I think this is the key point in Marc Ambinder‘s thoughtful piece on his struggle with obesity:

Perhaps my own losing struggle with weight reflects a failure of willpower. That seems more plausible to me than the argument that I was a helpless victim of Arby’s. But most fat people aren’t like me: as an upper-middle-class professional, I could draw on plenty of resources in my battle against weight. The people most vulnerable to obesity, however, do not have access to healthy food, to role models, to solid health-care and community infrastructures, to accurate information, to effective treatments, and even to the time necessary to change their relationship with food. And if that is true for fat adults, it is even more true for fat children, many of whose choices are made for them. Their vulnerability to obesity is much more the result of societal inequalities than of any character flaw. Indeed, for all the attention paid to fat’s economic costs, the epidemic’s toll on children is a stark reminder of its moral dimension. Without some form of intervention, researchers worry, large numbers of black and Hispanic children in the United States will grow up overweight or obese and lead shorter, less fulfilling lives. Is that a legacy we want to live with?

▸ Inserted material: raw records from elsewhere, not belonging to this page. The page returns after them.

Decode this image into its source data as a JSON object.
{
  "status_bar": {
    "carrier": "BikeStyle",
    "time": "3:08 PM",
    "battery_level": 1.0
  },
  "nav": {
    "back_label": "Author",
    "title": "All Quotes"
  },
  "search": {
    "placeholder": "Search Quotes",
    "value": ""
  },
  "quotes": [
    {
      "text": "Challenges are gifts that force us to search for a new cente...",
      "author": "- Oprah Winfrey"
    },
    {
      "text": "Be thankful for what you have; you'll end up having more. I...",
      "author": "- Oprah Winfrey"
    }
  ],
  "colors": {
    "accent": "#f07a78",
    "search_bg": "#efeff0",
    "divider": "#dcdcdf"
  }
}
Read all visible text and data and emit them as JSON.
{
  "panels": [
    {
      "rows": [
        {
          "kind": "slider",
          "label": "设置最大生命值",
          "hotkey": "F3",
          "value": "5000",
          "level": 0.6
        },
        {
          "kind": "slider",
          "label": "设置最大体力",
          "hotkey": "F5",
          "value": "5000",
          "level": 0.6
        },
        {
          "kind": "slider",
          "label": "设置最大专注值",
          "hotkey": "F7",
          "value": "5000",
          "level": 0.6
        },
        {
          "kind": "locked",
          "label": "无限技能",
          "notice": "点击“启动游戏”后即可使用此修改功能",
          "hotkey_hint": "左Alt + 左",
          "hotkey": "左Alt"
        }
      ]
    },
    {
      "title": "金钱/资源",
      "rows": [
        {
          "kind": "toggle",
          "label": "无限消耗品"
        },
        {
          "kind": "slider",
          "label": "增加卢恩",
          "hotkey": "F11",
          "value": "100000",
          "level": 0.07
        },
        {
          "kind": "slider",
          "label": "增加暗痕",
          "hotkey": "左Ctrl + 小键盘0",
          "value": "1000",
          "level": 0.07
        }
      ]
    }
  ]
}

The political conversation on obesity–like the conversation on expanding health care insurance–is inevitably skewed by the class levels of the primary voices. If you’re involved, whether you’re a politician, a staffer, or even a reporter, you’re like Ambinder–a professional person whose access to good medical care healthy food, diet information, a gym membership, or even surgery–puts your struggle with your own weight more under your control.

If you’re a professional person struggling with your weight, you’re not going to tell yourself it’s impossible, because you want to lose weight–and for you, it probably isn’t impossible. Individual willpower is a larger factor because of your access to greater resources. So you’re more likely to think that all anyone has to do to lose weight is just work harder at it. But if you’re a child growing up in a poor or working class family, you don’t have access to those things, and factors like your neighborhood not having a supermarket, or not being safe, or your family not having much money or access to medical care, are going to make a struggle with being overweight extremely hard to win, especially moving into adulthood, when your access to resources largely hasn’t changed and bad dietary and exercise habits have already been ingrained.